As a biomedical master student you have the opportunity to follow courses (1st master 1st semester), to perform your internship (1st master - 1st semester) or your master’s dissertation (2nd master - 2nd semester) at one of our partner universities abroad (Coimbra, Zurich, Dublin, Varese, Sassari, Paris ...). Because all courses of the master in Biomedical Sciences are offered in English (part of) the programme can be taken up by exchange students from other international universities.

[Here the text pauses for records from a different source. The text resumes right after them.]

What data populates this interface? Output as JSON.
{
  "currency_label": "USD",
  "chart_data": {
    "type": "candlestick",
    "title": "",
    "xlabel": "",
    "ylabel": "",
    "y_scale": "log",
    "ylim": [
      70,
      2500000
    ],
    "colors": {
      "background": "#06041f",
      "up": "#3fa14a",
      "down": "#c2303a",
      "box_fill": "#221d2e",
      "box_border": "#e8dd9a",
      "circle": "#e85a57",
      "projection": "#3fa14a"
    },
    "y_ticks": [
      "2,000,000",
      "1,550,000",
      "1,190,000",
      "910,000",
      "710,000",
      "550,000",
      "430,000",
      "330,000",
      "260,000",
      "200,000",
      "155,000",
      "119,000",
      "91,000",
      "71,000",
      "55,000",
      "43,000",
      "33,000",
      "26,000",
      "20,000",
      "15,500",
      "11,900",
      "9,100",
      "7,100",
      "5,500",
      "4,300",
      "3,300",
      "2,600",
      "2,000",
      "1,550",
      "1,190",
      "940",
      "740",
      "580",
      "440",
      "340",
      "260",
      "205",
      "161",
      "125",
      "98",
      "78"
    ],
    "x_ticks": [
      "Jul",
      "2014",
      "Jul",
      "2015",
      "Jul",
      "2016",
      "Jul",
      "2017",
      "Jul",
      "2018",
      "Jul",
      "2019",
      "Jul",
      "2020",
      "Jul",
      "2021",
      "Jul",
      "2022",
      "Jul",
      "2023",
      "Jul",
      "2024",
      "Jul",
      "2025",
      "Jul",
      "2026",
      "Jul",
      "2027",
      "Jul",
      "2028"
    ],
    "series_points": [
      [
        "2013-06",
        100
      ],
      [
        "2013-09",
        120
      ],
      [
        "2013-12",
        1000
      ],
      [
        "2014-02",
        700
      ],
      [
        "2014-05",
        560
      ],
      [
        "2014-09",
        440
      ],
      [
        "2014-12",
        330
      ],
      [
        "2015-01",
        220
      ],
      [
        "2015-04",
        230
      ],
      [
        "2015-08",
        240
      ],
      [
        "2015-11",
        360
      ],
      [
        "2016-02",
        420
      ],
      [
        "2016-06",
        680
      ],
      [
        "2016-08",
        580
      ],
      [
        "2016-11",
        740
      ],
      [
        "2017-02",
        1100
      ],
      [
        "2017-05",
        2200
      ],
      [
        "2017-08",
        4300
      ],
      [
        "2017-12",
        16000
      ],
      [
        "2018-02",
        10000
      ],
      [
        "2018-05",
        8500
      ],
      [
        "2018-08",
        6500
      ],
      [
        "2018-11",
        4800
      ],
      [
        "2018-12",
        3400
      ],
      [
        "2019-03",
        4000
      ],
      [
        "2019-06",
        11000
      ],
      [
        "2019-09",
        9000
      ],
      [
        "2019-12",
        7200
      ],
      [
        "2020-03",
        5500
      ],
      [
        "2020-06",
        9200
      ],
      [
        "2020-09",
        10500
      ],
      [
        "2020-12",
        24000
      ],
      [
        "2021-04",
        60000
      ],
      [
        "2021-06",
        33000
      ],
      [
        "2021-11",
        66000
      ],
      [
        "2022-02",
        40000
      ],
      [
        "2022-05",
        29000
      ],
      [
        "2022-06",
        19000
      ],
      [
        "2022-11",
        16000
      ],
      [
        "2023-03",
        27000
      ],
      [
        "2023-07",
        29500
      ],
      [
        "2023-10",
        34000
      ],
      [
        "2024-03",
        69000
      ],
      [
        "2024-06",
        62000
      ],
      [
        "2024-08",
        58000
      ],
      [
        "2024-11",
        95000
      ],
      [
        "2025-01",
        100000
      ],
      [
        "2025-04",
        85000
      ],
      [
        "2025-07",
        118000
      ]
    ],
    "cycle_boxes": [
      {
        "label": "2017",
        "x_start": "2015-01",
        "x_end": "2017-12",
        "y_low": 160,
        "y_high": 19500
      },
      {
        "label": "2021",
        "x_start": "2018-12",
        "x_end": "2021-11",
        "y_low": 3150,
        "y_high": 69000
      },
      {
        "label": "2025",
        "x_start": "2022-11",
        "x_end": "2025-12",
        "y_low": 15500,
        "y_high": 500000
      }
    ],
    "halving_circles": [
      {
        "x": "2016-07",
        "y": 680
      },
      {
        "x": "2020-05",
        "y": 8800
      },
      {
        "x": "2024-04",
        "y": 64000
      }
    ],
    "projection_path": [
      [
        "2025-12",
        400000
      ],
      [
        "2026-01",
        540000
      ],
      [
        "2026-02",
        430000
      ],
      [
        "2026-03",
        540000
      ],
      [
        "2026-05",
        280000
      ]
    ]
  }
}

If you want to combine your master’s degree with a teacher’s degree, there is the option of following an ‘Educatieve master’ instead of the above described master. The ‘Educatieve master’, however is an exclusively Dutch taught programme. More information can be found on

Career perspectives

Research in the field of biomedical sciences will remain very important due to the major social relevance for healthcare. A biomedical researcher will be able to contribute to the understanding of the mechanism of diseases and will be able to improve the molecular diagnostic techniques of clinical treatments. Personalized medicine will gradually gain importance and the professional future in biomedical research looks promising. If you are looking for a job as a biomedical researcher, you have different options. You can choose for an academic research environment by starting a PhD at an university or you aim at working in research-oriented companies or in a university hospital. There are also opportunities of working in pharmaceutical or biotechnology companies or in research institutions run by the government. Finally, jobs in the public health, environmental, food industry and bio-informatics sector are an option for masters in biomedical sciences.